立命館大のフリーセーフティとして活躍していた近藤祐司さん。同じく帰国子女で同期生の河口正史とともに戦った大学時代を振り返った

 当時の立命館は関西学生リーグで関西学院大と京都大に継ぐ3番手に甘んじていた。毎年のように優勝候補に挙げられながらも1953年の創部以来頂点に立てず、部内にはまだ厳しい上下関係や理不尽な練習が存在していた。

「アメフトは実力主義」という信念

 アメリカ帰りの2人は、受け入れがたい旧弊を打破すべく改革に乗り出した。誰にでも臆さずにはっきりと「NO」を突き付ける海外帰りの2人は文字通りの異分子だった。

「もう、疑問に思うことがあったらどんどん言っていくタイプでしたから、言ってみれば鼻つまみ者ですよね。事あるごとに『それ必要ありますか?』ですから。上の人たちからしたら『黙ってやれよ』という感じだったと思います。ただ、僕にはアメフトは先輩後輩じゃなくて、実力主義だという信念がありました。だから僕は実力で絶対に負けないためにひたすらトレーニングに打ち込んだんです」

カメラに向かっての「敬礼ポーズ」が“問題”に

 言葉通り、入学当初から抜きんでた実力を示し、リーグ戦でも出場を重ねていった。しかし――。

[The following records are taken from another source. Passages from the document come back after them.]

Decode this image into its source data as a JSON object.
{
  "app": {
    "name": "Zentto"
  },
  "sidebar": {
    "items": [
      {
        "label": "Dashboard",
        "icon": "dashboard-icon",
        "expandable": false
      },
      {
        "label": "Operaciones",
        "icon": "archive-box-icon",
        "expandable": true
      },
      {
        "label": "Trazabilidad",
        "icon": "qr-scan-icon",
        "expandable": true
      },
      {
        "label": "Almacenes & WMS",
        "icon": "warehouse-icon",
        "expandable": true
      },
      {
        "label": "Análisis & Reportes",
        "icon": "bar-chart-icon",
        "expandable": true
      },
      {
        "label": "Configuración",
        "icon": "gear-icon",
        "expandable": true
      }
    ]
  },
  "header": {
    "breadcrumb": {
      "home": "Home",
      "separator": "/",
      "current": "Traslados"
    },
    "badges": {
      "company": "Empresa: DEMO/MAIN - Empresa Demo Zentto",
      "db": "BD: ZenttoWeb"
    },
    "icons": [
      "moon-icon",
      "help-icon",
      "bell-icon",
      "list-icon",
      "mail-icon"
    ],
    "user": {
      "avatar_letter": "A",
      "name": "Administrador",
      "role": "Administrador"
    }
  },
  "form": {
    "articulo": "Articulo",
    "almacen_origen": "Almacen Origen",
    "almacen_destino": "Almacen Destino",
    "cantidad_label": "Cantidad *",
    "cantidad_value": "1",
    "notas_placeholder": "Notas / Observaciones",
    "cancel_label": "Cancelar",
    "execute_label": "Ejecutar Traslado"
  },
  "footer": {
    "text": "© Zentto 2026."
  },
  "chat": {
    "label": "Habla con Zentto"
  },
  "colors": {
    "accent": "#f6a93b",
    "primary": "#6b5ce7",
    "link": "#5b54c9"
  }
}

「リーグ戦はテレビ放送があるんで、ビッグプレーをしたらカメラに向かって子どもの頃から好きだった『敬礼ポーズ』をしてやろうと思っていたんです。なにせカメラの位置をあらかじめチェックしていましたからね(笑)。それで何試合目かの神戸大戦で敬礼を初めて披露したんですが、案の定『生意気だ!』となって、メンバーから外されたんです」

 だが、「敬礼ポーズ」はいつしか近藤さんの代名詞として浸透し、徐々にチームも異分子たちを受け入れていった。FS近藤とLB(ラインバッカー)河口をはじめとする抜群の身体能力と野性味に溢れる立命館ディフェンス陣は「アニマルリッツ」と呼ばれ、ライバルから恐れられるようになった。

人生を変えた試合

 実を結んだのは1994年、大学3年生のシーズンだった。後塵を拝し続けた関学、京大の牙城を崩し、悲願の初優勝を遂げた。京大を15-6で破り、全勝対決となった関学戦は、近藤さんにとってのベストゲームとなり、試合中にはおなじみとなった「敬礼ポーズ」も飛び出した。